20 Rep Back Squat: What Alternative is Best for Me?

If your hip, knee or back is feeling out of sorts just in time for our 20 rep back squat cycle, opt for one of these alternatives instead. If doing the full twenty reps with the alternative exercise is still aggressive, scale to 10 or 15 reps. 10 or 15 reps still leaves potential for significant gains in strength and muscular endurance, without the high volume of a twenty rep set. Below is a little information about each movement, so that you can make the most informed decision about which is best suited for you:

A. Squat to Box: Transfers more work to the posterior chain (hips, hamstrings) for a less knee-dominant exercise by sitting the hips back (as opposed to directly down) and sending more weight to the heels. Start with a 14 in box, then use plates to adjust up or down as needed to get the tops of your thighs just below the knees when seated. When performing a rep, use the box as a target, not a seat – gently tap the box without transferring weight, and stand right back up. 

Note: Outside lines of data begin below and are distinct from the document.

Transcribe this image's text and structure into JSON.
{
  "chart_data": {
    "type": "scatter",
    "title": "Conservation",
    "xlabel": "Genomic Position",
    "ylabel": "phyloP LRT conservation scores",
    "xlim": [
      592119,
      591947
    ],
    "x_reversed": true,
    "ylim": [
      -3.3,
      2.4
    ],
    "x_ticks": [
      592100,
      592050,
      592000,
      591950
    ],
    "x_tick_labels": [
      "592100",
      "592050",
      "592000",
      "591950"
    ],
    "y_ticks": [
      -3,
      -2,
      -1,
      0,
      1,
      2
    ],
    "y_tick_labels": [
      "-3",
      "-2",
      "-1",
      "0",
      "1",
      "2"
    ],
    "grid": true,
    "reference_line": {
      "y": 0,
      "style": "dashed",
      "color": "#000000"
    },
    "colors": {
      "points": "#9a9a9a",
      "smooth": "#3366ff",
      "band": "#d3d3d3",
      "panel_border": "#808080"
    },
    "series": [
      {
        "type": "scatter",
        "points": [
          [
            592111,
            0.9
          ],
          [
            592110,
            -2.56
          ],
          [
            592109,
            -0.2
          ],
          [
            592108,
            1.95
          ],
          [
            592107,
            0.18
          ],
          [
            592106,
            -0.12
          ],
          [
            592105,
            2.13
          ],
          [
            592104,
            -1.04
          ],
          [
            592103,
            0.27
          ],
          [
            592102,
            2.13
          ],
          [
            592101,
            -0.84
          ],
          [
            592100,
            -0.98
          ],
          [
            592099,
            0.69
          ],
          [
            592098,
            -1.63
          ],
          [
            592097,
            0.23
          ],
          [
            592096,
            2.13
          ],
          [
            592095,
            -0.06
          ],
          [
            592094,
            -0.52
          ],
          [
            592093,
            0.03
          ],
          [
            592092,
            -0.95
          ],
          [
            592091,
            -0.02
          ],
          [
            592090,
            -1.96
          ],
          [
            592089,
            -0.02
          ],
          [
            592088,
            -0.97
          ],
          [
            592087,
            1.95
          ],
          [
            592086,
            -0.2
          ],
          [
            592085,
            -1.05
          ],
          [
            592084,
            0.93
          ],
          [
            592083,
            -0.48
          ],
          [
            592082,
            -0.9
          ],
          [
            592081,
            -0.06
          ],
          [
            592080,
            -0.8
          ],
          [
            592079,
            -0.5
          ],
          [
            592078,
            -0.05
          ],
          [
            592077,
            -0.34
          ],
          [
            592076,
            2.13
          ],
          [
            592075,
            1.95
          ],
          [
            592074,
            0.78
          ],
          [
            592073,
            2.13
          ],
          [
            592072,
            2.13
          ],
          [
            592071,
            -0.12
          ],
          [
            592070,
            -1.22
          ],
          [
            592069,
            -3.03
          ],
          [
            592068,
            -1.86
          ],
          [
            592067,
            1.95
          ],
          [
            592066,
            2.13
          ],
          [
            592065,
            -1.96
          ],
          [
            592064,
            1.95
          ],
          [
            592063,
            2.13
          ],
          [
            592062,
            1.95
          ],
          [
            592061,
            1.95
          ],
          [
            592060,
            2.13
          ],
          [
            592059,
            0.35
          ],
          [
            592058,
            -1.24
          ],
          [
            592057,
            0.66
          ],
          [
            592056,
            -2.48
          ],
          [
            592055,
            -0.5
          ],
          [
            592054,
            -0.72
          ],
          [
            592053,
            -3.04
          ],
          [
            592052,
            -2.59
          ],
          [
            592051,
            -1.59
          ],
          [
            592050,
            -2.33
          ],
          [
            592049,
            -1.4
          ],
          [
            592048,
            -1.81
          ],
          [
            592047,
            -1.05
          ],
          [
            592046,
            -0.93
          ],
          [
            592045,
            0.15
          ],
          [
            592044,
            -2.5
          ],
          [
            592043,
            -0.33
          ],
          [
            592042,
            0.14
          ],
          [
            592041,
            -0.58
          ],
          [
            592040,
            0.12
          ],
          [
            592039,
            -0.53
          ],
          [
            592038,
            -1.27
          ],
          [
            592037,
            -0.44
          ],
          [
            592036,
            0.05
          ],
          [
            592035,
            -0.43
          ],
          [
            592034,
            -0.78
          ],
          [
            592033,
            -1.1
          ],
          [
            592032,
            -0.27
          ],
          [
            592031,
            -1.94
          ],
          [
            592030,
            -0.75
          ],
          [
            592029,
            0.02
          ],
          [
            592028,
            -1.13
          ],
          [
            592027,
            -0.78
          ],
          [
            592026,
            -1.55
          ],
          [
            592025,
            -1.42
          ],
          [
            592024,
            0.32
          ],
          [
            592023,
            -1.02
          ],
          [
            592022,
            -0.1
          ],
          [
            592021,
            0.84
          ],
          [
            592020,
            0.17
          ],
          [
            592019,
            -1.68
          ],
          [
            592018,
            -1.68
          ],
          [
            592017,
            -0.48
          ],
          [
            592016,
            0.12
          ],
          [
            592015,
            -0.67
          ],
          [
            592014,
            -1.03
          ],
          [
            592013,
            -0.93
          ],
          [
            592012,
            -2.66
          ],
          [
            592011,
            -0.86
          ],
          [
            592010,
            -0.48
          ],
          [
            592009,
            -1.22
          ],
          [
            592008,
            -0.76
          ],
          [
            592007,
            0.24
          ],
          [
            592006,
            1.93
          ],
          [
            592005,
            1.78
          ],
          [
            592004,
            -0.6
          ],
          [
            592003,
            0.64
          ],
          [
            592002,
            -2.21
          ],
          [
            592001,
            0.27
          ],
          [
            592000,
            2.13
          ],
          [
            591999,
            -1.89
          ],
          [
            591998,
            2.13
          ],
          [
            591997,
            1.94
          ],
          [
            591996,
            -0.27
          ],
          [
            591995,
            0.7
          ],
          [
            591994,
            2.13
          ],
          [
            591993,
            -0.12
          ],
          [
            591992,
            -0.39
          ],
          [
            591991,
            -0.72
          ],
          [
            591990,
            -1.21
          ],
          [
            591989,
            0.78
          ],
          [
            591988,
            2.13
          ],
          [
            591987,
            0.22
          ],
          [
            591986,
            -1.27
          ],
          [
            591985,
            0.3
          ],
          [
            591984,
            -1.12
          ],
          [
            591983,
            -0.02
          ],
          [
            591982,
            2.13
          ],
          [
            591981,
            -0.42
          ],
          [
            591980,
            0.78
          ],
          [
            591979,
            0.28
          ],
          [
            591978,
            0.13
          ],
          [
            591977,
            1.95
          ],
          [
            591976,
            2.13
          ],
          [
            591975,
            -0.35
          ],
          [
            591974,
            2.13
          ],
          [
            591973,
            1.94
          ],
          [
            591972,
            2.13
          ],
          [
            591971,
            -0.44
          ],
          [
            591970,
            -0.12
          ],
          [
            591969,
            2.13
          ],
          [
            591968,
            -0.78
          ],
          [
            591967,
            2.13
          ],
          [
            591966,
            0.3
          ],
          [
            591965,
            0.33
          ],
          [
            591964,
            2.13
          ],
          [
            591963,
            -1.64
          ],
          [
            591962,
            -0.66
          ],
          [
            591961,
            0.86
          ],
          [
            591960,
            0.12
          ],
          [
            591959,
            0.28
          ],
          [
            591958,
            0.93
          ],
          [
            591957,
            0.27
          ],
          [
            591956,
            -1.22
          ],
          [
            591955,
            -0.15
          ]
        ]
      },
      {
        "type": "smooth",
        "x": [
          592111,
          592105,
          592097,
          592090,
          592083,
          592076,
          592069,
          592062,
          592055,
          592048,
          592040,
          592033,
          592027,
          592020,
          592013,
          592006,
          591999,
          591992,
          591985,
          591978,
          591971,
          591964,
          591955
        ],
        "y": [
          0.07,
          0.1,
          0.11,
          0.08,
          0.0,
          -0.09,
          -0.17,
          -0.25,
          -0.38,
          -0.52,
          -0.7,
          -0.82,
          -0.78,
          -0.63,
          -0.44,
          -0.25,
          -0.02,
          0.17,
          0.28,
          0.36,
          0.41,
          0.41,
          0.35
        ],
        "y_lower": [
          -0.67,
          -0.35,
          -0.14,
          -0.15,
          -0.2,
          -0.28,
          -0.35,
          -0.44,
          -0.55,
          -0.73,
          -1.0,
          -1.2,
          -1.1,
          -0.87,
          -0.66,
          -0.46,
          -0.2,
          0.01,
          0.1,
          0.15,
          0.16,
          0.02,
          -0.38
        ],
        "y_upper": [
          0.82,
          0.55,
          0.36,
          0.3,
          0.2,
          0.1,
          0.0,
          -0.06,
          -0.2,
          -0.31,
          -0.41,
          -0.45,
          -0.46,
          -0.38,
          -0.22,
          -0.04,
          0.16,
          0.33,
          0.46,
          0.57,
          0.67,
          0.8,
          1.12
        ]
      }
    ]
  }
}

B. Box Squat: Very similar to the Squat-to-Box, but even more posterior chain dominant with a full stop at the bottom. This pause prevents you from using the momentum created by the stretch-reflex (bounce out of the bottom), instead forcing you to improve starting strength at depth. Try to stand directly up from the bottom (as opposed to “rocking” off the box by shifting weight forward and then up as you stand). Check out this video on more details explaining the difference between A.and B.

C. Front Squat: You may choose to front squat if back squats are generally uncomfortable due to your specific anatomy or mobility restrictions. It may seem like a small difference, but back and joint angles adjust significantly to maintain your center of mass over the midfoot, depending on whether the barbell is in the front or back rack position. A front squat requires more anterior core strength and creates greater torque at the knees as they translate farther forward than they would in a back squat, while your back angle remains more vertical. In a back squat, your hips typically experience the most torque as your back angle adjusts to become more horizontal. The most comfortable option between front and back squat may be an obvious choice for you, due to variations in range of motion at the ankles and hips. proportionally long/short femurs or trunk, and midline strength relative to your legs. Alternatively, you may be equally comfortable with both options due to none of these being a huge limiting factor. It’s all individual, so adjust as needed. 

D. Rear Foot Elevated Back Rack Split Squat: There are two important reasons to opt for this one: 1) If you are looking to work on reducing a significant imbalance between sides, or 2) if your trunk struggles under heavy load. One leg = lighter barbell = less torque on your back. And of course, your weaker leg can’t rely on the stronger one to take over, so this one keeps you honest. Movement Demo

E) Deadlift: If you need a completely hinge-dominant option because squatting as a movement is out of the question, this is for you. You may opt for Conventional, Romanian (taken from the rack, starting at the hips, lower down to mid-shin), or Sumo (wide stance).